Notre mémoire se niche aussi dans les gestes simples : une recette transmise sans mesure écrite, une chanson fredonnée au coin du feu, un savoir-faire qui se transmet d’une main à l’autre. Quand j’apprends à un enfant à couper le bois, à écouter le vent, à reconnaître la patience du monde, je lui donne plus qu’une compétence : je lui offre un ancrage. Je lui apprends à se souvenir, même de ce qu’il n’a pas vécu.
Le devoir de mémoire, pour moi, c’est aussi un devoir de transmission. Il faut raconter, même quand les mots manquent. Il faut dire les histoires, même celles qu’on croyait perdues dans le brouillard du temps. Parce que chaque mot prononcé est une semence de souvenir, un fil d’or qui relie les vivants aux absents. Nos anciens ne partent jamais tout à fait si nous continuons de parler d’eux, de refaire leurs plats, de marcher sur leurs traces.
La mémoire se transforme…
Je me souviens d’avoir vu, dans une maison de soins, une femme âgée tenir un livre de recettes. Elle ne se souvenait plus du nom de ses enfants, mais elle reconnaissait le parfum du sucre brun et de la cannelle. Elle souriait, comme si ce souvenir avait réussi à traverser le mur du temps. Je me suis dit alors que la mémoire ne meurt pas complètement : elle se transforme, se cache dans les sens, dans les gestes, dans les saveurs. Elle attend qu’on la ravive.

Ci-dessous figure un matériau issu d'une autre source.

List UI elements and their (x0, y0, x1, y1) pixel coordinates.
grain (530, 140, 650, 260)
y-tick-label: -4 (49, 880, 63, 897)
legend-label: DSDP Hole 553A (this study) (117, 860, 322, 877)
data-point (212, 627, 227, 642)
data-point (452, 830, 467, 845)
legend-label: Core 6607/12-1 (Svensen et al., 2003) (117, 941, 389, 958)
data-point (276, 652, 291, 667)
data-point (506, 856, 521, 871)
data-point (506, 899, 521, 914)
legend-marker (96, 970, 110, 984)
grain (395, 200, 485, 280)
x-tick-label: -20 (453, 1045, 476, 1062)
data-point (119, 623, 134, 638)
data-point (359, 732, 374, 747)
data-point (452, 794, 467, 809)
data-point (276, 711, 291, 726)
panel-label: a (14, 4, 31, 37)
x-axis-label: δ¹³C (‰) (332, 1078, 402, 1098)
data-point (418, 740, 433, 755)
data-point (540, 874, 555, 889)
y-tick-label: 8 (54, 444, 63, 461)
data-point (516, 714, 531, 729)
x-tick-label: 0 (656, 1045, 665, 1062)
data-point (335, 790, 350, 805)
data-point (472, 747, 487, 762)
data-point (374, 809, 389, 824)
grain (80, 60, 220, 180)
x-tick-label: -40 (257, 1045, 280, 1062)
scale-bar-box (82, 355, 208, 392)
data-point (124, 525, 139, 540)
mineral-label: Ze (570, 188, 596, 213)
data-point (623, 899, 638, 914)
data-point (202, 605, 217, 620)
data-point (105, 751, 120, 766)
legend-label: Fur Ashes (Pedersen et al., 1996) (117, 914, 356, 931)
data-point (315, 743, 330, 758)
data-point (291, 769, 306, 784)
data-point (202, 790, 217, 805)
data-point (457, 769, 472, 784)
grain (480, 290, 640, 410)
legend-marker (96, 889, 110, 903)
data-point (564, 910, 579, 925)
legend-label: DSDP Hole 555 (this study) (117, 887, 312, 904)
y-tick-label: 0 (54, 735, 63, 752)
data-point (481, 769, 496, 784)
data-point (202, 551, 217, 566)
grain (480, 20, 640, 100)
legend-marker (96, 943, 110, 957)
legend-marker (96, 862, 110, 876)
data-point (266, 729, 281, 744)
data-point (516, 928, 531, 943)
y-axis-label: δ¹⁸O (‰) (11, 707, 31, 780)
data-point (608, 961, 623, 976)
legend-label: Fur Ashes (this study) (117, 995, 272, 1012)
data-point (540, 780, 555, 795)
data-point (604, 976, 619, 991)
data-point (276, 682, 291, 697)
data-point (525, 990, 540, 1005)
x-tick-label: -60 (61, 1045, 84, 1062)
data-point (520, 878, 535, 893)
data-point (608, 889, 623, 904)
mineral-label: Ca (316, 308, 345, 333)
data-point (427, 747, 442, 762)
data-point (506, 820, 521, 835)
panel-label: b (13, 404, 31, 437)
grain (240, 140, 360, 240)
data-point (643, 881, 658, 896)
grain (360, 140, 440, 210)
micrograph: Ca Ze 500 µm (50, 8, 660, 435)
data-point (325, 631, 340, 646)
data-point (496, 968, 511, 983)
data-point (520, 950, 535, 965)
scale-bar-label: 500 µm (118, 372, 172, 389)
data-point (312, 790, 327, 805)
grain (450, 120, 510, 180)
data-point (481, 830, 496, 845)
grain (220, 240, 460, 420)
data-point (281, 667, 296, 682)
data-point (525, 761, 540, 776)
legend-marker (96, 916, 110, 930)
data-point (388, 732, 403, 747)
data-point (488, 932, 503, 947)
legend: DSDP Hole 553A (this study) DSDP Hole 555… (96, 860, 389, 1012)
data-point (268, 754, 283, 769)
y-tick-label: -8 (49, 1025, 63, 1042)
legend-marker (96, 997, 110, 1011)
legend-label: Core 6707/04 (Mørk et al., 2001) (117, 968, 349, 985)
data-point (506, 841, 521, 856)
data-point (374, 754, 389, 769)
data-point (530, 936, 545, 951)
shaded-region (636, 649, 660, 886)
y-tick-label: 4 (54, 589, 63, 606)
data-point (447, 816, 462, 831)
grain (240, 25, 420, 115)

Nous avons, collectivement, cette responsabilité : ne pas laisser le passé s’effacer dans le vacarme du présent. Parce qu’un peuple qui oublie ses anciens, ses histoires, ses savoirs et ses saveurs, c’est un peuple qui s’appauvrit de l’intérieur. Et la plus belle richesse que nous puissions transmettre, ce n’est pas l’or ni la gloire, mais la mémoire vivante de ce que nous avons aimé. Je veux continuer à me souvenir. À écrire, à cuisiner, à raconter. À redonner à la mémoire ce qu’elle m’a prêté : des racines, un sens, une voix. Parce qu’un jour, moi aussi, je disparaîtrai dans le grand flot du temps. Mais si quelqu’un, quelque part, refait ma recette, lit mes mots, ou se souvient de mon regard, alors peut-être, un peu, je serai encore là.
Les souvenirs et la mémoire, c’est comme la levure : même un petit morceau fait lever toute la pâte de notre humanité.
Martin Gaudreault, artiste-photographe et scribouillard
Tant qu’à y être

À voir absolument! L’émission Tous en chœur est une série documentaire de Gregory Charles diffusée sur AMI-télé, explorant le pouvoir de la musique sur les personnes atteintes de la maladie d’Alzheimer. La série, qui est l’adaptation québécoise d’un concept britannique, suit 15 participants qui forment une chorale dans le but de présenter un spectacle final, et aborde les aspects scientifiques et humains de l’expérience.